Este Gobierno prometió una refundación y ha cumplido: La refundación del modelo que fracasó en todas partes del mundo y también en Chile, pero que ellos siguen defendiendo y promoviendo.

La delincuencia no es solo un problema; es una epidemia. La gente vive encerrada en sus casas, camina con miedo por las calles. A los narcos los rescatan de manos de Carabineros, hay balaceras a plena luz del día que nadie puede detener, no hay servicentro que no sea asaltado.

Los consultorios están sobrepasados. Las personas esperan meses por una atención de especialistas y las camas hospitalarias escasean.

En las calles, ya no hay autoridad que detenga las marchas violentas y el festín que hacen los encapuchados. Se queman buses del Transantiago por anarquistas y no hay ningún sólo responsable por esas alteraciones del orden público.

En la Araucanía, no existe estado de derecho y la quema de fundos son verdaderos actos de terrorismo. Los que mandan son los gremios interesados, las organizaciones no gubernamentales y los grupos de presión; no los ciudadanos.

Así está Chile hoy. Pasamos de ser un país próspero a uno totalmente sin rumbo, donde un Gobierno con un 30% de aprobación, sigue imponiendo una agenda ideológica que nadie respalda y que no se hace cargo de las prioridades de las personas.

Es por eso que Chile se juega algo muy importante en la próxima elección. Al próximo Gobierno le va a tocar reconstruir el país. Se trata de la reconstrucción política, institucional y moral del país. La reconstrucción de las confianzas. La reconstrucción de un sueño de un país desarrollado del cual nos hemos alejado violentamente.

Los chilenos necesitan un mensaje claro y una agenda potente que transforme en realidad ese mensaje, a fin de dejar atrás estos desastrosos cuatro años y comenzar a reconstruir el país de cara al futuro.

Un mensaje que no tenga miedo de identificarse con principios y valores, que no esté “acomplejado” buscando caerle bien a todo el mundo o de no herir las susceptibilidades de nadie. El gran error de la derecha en los últimos años ha sido el renunciar a sus principios y acomodar sus valores para ganarse la simpatía de determinados sectores. Un gran error, pues ello sólo ha seguido profundizando la desconexión entre la mayoría ciudadana y la política de siempre, limitando el poder de decisión a unos pocos que son capaces de gritar más fuerte.

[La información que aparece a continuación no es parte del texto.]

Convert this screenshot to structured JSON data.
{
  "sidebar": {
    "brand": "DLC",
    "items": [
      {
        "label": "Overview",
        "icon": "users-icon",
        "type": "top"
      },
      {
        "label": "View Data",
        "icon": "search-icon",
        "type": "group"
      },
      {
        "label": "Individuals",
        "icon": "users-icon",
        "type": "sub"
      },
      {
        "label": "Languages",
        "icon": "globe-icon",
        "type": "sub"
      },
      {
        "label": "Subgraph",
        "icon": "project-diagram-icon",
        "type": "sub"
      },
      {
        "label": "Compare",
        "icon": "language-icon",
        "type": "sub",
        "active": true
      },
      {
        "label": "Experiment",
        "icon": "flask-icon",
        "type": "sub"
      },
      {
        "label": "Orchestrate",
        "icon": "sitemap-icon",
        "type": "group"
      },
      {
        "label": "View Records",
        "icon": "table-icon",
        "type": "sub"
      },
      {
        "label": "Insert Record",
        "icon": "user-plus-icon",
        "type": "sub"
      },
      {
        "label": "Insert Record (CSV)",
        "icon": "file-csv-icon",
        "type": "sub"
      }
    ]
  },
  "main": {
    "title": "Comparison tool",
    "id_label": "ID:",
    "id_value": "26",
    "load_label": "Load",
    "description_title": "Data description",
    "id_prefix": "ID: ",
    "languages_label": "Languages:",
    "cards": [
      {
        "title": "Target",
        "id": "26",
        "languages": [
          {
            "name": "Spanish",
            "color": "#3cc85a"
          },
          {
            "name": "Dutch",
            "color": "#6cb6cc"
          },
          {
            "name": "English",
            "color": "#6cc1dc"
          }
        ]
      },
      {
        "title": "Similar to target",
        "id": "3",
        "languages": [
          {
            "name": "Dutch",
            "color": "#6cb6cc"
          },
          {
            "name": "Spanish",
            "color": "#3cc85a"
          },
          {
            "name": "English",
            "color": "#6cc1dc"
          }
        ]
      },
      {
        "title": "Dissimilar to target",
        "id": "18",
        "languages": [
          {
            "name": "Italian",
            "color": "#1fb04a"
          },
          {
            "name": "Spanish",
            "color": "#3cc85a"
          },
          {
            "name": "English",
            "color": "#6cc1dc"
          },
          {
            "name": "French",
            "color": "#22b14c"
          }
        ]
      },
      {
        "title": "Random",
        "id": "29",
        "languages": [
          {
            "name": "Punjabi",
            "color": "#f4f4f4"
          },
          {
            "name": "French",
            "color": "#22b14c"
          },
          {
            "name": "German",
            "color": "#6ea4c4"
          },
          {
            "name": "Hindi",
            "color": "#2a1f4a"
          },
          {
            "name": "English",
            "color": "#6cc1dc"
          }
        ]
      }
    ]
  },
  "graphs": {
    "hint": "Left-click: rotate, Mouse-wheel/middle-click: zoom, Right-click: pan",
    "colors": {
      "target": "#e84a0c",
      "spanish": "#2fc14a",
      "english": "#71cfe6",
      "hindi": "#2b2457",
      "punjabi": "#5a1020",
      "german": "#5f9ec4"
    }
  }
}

Estamos convencidos que, hablando con la verdad, sin complejos ni acomodaciones, podemos convocar a millones de chilenos que pueden no estar de acuerdo en todas las medidas que proponemos, pero que se identifican con la verdad y esperan que un Gobierno actúe sin complejos para solucionar los problemas estructurales de un país.

Necesitamos un Chile con un liderazgo fuerte y transparente, un Presidente a quien no le tiemble la mano al momento de tomar las medidas que hoy exige el país. No más cálculos políticos ni negociaciones encubiertas. No más presidentes escondidos ni pauteos a la prensa.

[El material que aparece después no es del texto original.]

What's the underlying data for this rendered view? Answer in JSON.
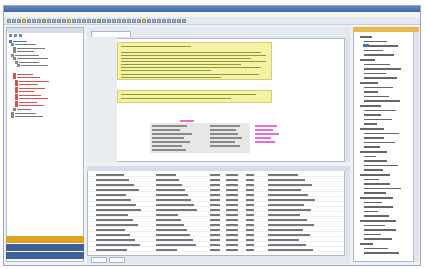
{
  "window": {
    "title": ""
  },
  "menu": {
    "items": [
      "",
      "",
      "",
      "",
      "",
      "",
      "",
      "",
      "",
      ""
    ]
  },
  "left_panel": {
    "header": "",
    "tree_items": [
      {
        "label": "",
        "color": "blue"
      },
      {
        "label": "",
        "color": "black"
      },
      {
        "label": "",
        "color": "black"
      },
      {
        "label": "",
        "color": "black"
      },
      {
        "label": "",
        "color": "black"
      },
      {
        "label": "",
        "color": "black"
      },
      {
        "label": "",
        "color": "black"
      },
      {
        "label": "",
        "color": "black"
      },
      {
        "label": "",
        "color": "red"
      },
      {
        "label": "",
        "color": "red"
      },
      {
        "label": "",
        "color": "red"
      },
      {
        "label": "",
        "color": "red"
      },
      {
        "label": "",
        "color": "red"
      },
      {
        "label": "",
        "color": "red"
      },
      {
        "label": "",
        "color": "red"
      },
      {
        "label": "",
        "color": "red"
      },
      {
        "label": "",
        "color": "red"
      },
      {
        "label": "",
        "color": "red"
      },
      {
        "label": "",
        "color": "black"
      },
      {
        "label": "",
        "color": "black"
      },
      {
        "label": "",
        "color": "black"
      }
    ],
    "bottom_items": [
      {
        "label": "",
        "color": "#e0a020"
      },
      {
        "label": "",
        "color": "#3d5f9a"
      },
      {
        "label": "",
        "color": "#3d5f9a"
      }
    ]
  },
  "document": {
    "tab_label": ""
  },
  "grid": {
    "header": "",
    "row_count": 16
  },
  "bottom_tabs": [
    "",
    ""
  ],
  "right_panel": {
    "header": "",
    "item_count": 48
  },
  "colors": {
    "titlebar": "#3e6aa8",
    "note_fill": "#f5f2a8",
    "highlight": "#e86ad8",
    "accent": "#e8b84b"
  }
}
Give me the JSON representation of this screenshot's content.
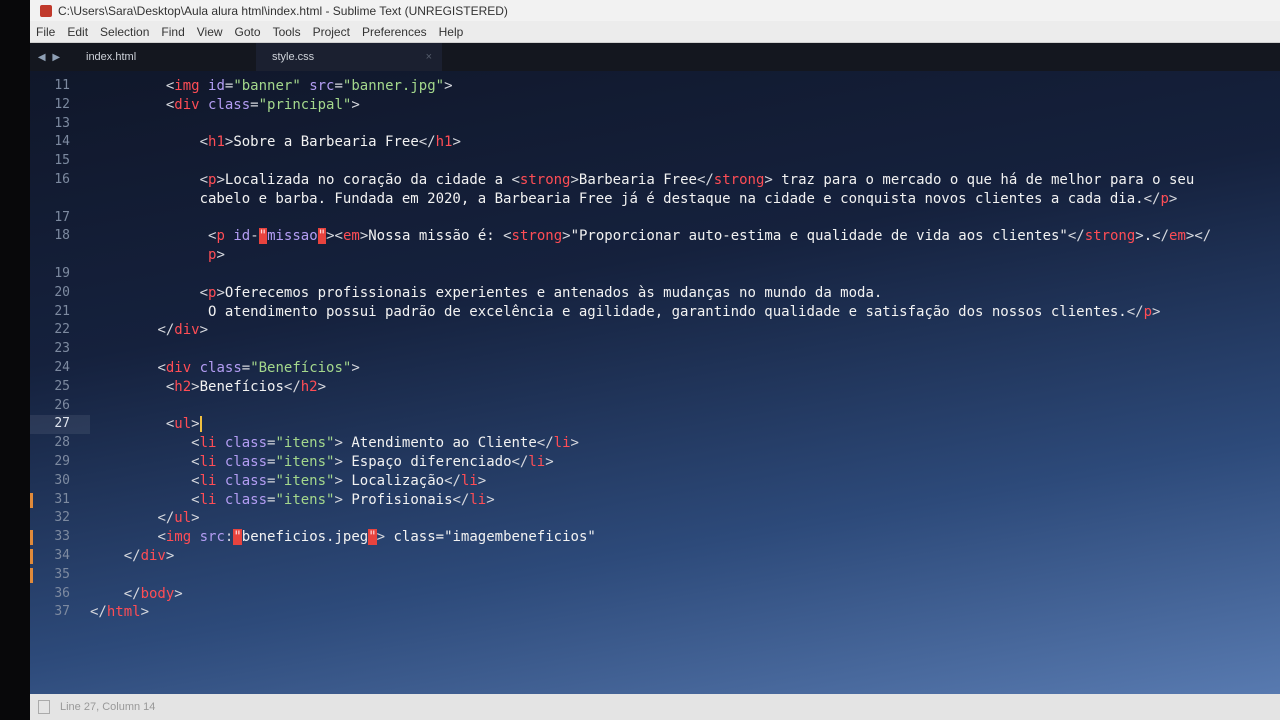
{
  "window": {
    "title": "C:\\Users\\Sara\\Desktop\\Aula alura html\\index.html - Sublime Text (UNREGISTERED)"
  },
  "menu": [
    "File",
    "Edit",
    "Selection",
    "Find",
    "View",
    "Goto",
    "Tools",
    "Project",
    "Preferences",
    "Help"
  ],
  "tabs": [
    {
      "label": "index.html",
      "active": false
    },
    {
      "label": "style.css",
      "active": true,
      "close": "×"
    }
  ],
  "status": {
    "position": "Line 27, Column 14"
  },
  "colors": {
    "tag": "#ff4d55",
    "attr": "#b39df3",
    "string": "#a4d88c",
    "error_bg": "#e8433e",
    "modified_marker": "#e08a3a"
  },
  "editor": {
    "current_line": "27",
    "lines": [
      {
        "n": "11",
        "tokens": [
          [
            "x",
            "         "
          ],
          [
            "p",
            "<"
          ],
          [
            "t",
            "img"
          ],
          [
            "a",
            " id"
          ],
          [
            "p",
            "="
          ],
          [
            "s",
            "\"banner\""
          ],
          [
            "a",
            " src"
          ],
          [
            "p",
            "="
          ],
          [
            "s",
            "\"banner.jpg\""
          ],
          [
            "p",
            ">"
          ]
        ]
      },
      {
        "n": "12",
        "tokens": [
          [
            "x",
            "         "
          ],
          [
            "p",
            "<"
          ],
          [
            "t",
            "div"
          ],
          [
            "a",
            " class"
          ],
          [
            "p",
            "="
          ],
          [
            "s",
            "\"principal\""
          ],
          [
            "p",
            ">"
          ]
        ]
      },
      {
        "n": "13",
        "tokens": []
      },
      {
        "n": "14",
        "tokens": [
          [
            "x",
            "             "
          ],
          [
            "p",
            "<"
          ],
          [
            "t",
            "h1"
          ],
          [
            "p",
            ">"
          ],
          [
            "x",
            "Sobre a Barbearia Free"
          ],
          [
            "p",
            "</"
          ],
          [
            "t",
            "h1"
          ],
          [
            "p",
            ">"
          ]
        ]
      },
      {
        "n": "15",
        "tokens": []
      },
      {
        "n": "16",
        "tokens": [
          [
            "x",
            "             "
          ],
          [
            "p",
            "<"
          ],
          [
            "t",
            "p"
          ],
          [
            "p",
            ">"
          ],
          [
            "x",
            "Localizada no coração da cidade a "
          ],
          [
            "p",
            "<"
          ],
          [
            "t",
            "strong"
          ],
          [
            "p",
            ">"
          ],
          [
            "x",
            "Barbearia Free"
          ],
          [
            "p",
            "</"
          ],
          [
            "t",
            "strong"
          ],
          [
            "p",
            ">"
          ],
          [
            "x",
            " traz para o mercado o que há de melhor para o seu"
          ]
        ]
      },
      {
        "n": "",
        "tokens": [
          [
            "x",
            "             cabelo e barba. Fundada em 2020, a Barbearia Free já é destaque na cidade e conquista novos clientes a cada dia."
          ],
          [
            "p",
            "</"
          ],
          [
            "t",
            "p"
          ],
          [
            "p",
            ">"
          ]
        ]
      },
      {
        "n": "17",
        "tokens": []
      },
      {
        "n": "18",
        "tokens": [
          [
            "x",
            "              "
          ],
          [
            "p",
            "<"
          ],
          [
            "t",
            "p"
          ],
          [
            "a",
            " id"
          ],
          [
            "p",
            "-"
          ],
          [
            "e",
            "\""
          ],
          [
            "a",
            "missao"
          ],
          [
            "e",
            "\""
          ],
          [
            "p",
            ">"
          ],
          [
            "p",
            "<"
          ],
          [
            "t",
            "em"
          ],
          [
            "p",
            ">"
          ],
          [
            "x",
            "Nossa missão é: "
          ],
          [
            "p",
            "<"
          ],
          [
            "t",
            "strong"
          ],
          [
            "p",
            ">"
          ],
          [
            "x",
            "\"Proporcionar auto-estima e qualidade de vida aos clientes\""
          ],
          [
            "p",
            "</"
          ],
          [
            "t",
            "strong"
          ],
          [
            "p",
            ">"
          ],
          [
            "x",
            "."
          ],
          [
            "p",
            "</"
          ],
          [
            "t",
            "em"
          ],
          [
            "p",
            ">"
          ],
          [
            "p",
            "</"
          ]
        ]
      },
      {
        "n": "",
        "tokens": [
          [
            "x",
            "              "
          ],
          [
            "t",
            "p"
          ],
          [
            "p",
            ">"
          ]
        ]
      },
      {
        "n": "19",
        "tokens": []
      },
      {
        "n": "20",
        "tokens": [
          [
            "x",
            "             "
          ],
          [
            "p",
            "<"
          ],
          [
            "t",
            "p"
          ],
          [
            "p",
            ">"
          ],
          [
            "x",
            "Oferecemos profissionais experientes e antenados às mudanças no mundo da moda."
          ]
        ]
      },
      {
        "n": "21",
        "tokens": [
          [
            "x",
            "              O atendimento possui padrão de excelência e agilidade, garantindo qualidade e satisfação dos nossos clientes."
          ],
          [
            "p",
            "</"
          ],
          [
            "t",
            "p"
          ],
          [
            "p",
            ">"
          ]
        ]
      },
      {
        "n": "22",
        "tokens": [
          [
            "x",
            "        "
          ],
          [
            "p",
            "</"
          ],
          [
            "t",
            "div"
          ],
          [
            "p",
            ">"
          ]
        ]
      },
      {
        "n": "23",
        "tokens": []
      },
      {
        "n": "24",
        "tokens": [
          [
            "x",
            "        "
          ],
          [
            "p",
            "<"
          ],
          [
            "t",
            "div"
          ],
          [
            "a",
            " class"
          ],
          [
            "p",
            "="
          ],
          [
            "s",
            "\"Benefícios\""
          ],
          [
            "p",
            ">"
          ]
        ]
      },
      {
        "n": "25",
        "tokens": [
          [
            "x",
            "         "
          ],
          [
            "p",
            "<"
          ],
          [
            "t",
            "h2"
          ],
          [
            "p",
            ">"
          ],
          [
            "x",
            "Benefícios"
          ],
          [
            "p",
            "</"
          ],
          [
            "t",
            "h2"
          ],
          [
            "p",
            ">"
          ]
        ]
      },
      {
        "n": "26",
        "tokens": []
      },
      {
        "n": "27",
        "cursor": true,
        "tokens": [
          [
            "x",
            "         "
          ],
          [
            "p",
            "<"
          ],
          [
            "t",
            "ul"
          ],
          [
            "p",
            ">"
          ]
        ]
      },
      {
        "n": "28",
        "tokens": [
          [
            "x",
            "            "
          ],
          [
            "p",
            "<"
          ],
          [
            "t",
            "li"
          ],
          [
            "a",
            " class"
          ],
          [
            "p",
            "="
          ],
          [
            "s",
            "\"itens\""
          ],
          [
            "p",
            ">"
          ],
          [
            "x",
            " Atendimento ao Cliente"
          ],
          [
            "p",
            "</"
          ],
          [
            "t",
            "li"
          ],
          [
            "p",
            ">"
          ]
        ]
      },
      {
        "n": "29",
        "tokens": [
          [
            "x",
            "            "
          ],
          [
            "p",
            "<"
          ],
          [
            "t",
            "li"
          ],
          [
            "a",
            " class"
          ],
          [
            "p",
            "="
          ],
          [
            "s",
            "\"itens\""
          ],
          [
            "p",
            ">"
          ],
          [
            "x",
            " Espaço diferenciado"
          ],
          [
            "p",
            "</"
          ],
          [
            "t",
            "li"
          ],
          [
            "p",
            ">"
          ]
        ]
      },
      {
        "n": "30",
        "tokens": [
          [
            "x",
            "            "
          ],
          [
            "p",
            "<"
          ],
          [
            "t",
            "li"
          ],
          [
            "a",
            " class"
          ],
          [
            "p",
            "="
          ],
          [
            "s",
            "\"itens\""
          ],
          [
            "p",
            ">"
          ],
          [
            "x",
            " Localização"
          ],
          [
            "p",
            "</"
          ],
          [
            "t",
            "li"
          ],
          [
            "p",
            ">"
          ]
        ]
      },
      {
        "n": "31",
        "modified": true,
        "tokens": [
          [
            "x",
            "            "
          ],
          [
            "p",
            "<"
          ],
          [
            "t",
            "li"
          ],
          [
            "a",
            " class"
          ],
          [
            "p",
            "="
          ],
          [
            "s",
            "\"itens\""
          ],
          [
            "p",
            ">"
          ],
          [
            "x",
            " Profisionais"
          ],
          [
            "p",
            "</"
          ],
          [
            "t",
            "li"
          ],
          [
            "p",
            ">"
          ]
        ]
      },
      {
        "n": "32",
        "tokens": [
          [
            "x",
            "        "
          ],
          [
            "p",
            "</"
          ],
          [
            "t",
            "ul"
          ],
          [
            "p",
            ">"
          ]
        ]
      },
      {
        "n": "33",
        "modified": true,
        "tokens": [
          [
            "x",
            "        "
          ],
          [
            "p",
            "<"
          ],
          [
            "t",
            "img"
          ],
          [
            "a",
            " src"
          ],
          [
            "p",
            ":"
          ],
          [
            "e",
            "\""
          ],
          [
            "x",
            "beneficios.jpeg"
          ],
          [
            "e",
            "\""
          ],
          [
            "p",
            ">"
          ],
          [
            "x",
            " class=\"imagembeneficios\""
          ]
        ]
      },
      {
        "n": "34",
        "modified": true,
        "tokens": [
          [
            "x",
            "    "
          ],
          [
            "p",
            "</"
          ],
          [
            "t",
            "div"
          ],
          [
            "p",
            ">"
          ]
        ]
      },
      {
        "n": "35",
        "modified": true,
        "tokens": []
      },
      {
        "n": "36",
        "tokens": [
          [
            "x",
            "    "
          ],
          [
            "p",
            "</"
          ],
          [
            "t",
            "body"
          ],
          [
            "p",
            ">"
          ]
        ]
      },
      {
        "n": "37",
        "tokens": [
          [
            "p",
            "</"
          ],
          [
            "t",
            "html"
          ],
          [
            "p",
            ">"
          ]
        ]
      }
    ]
  }
}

Hablando con la verdad y de frente a los chilenos, presento esta agenda comprometiéndome en cuerpo, palabra y espíritu a hacer todo aquello que esté al alcance de mi futuro gobierno para implementarla y por el bien de todos los chilenos. Cuando se requiera el apoyo legislativo, espero contar con el soporte de una mayoría de los parlamentarios que deberán elegir entre ponerse de parte de los chilenos o en contra de ellos, sin más excusas, ni más dilaciones.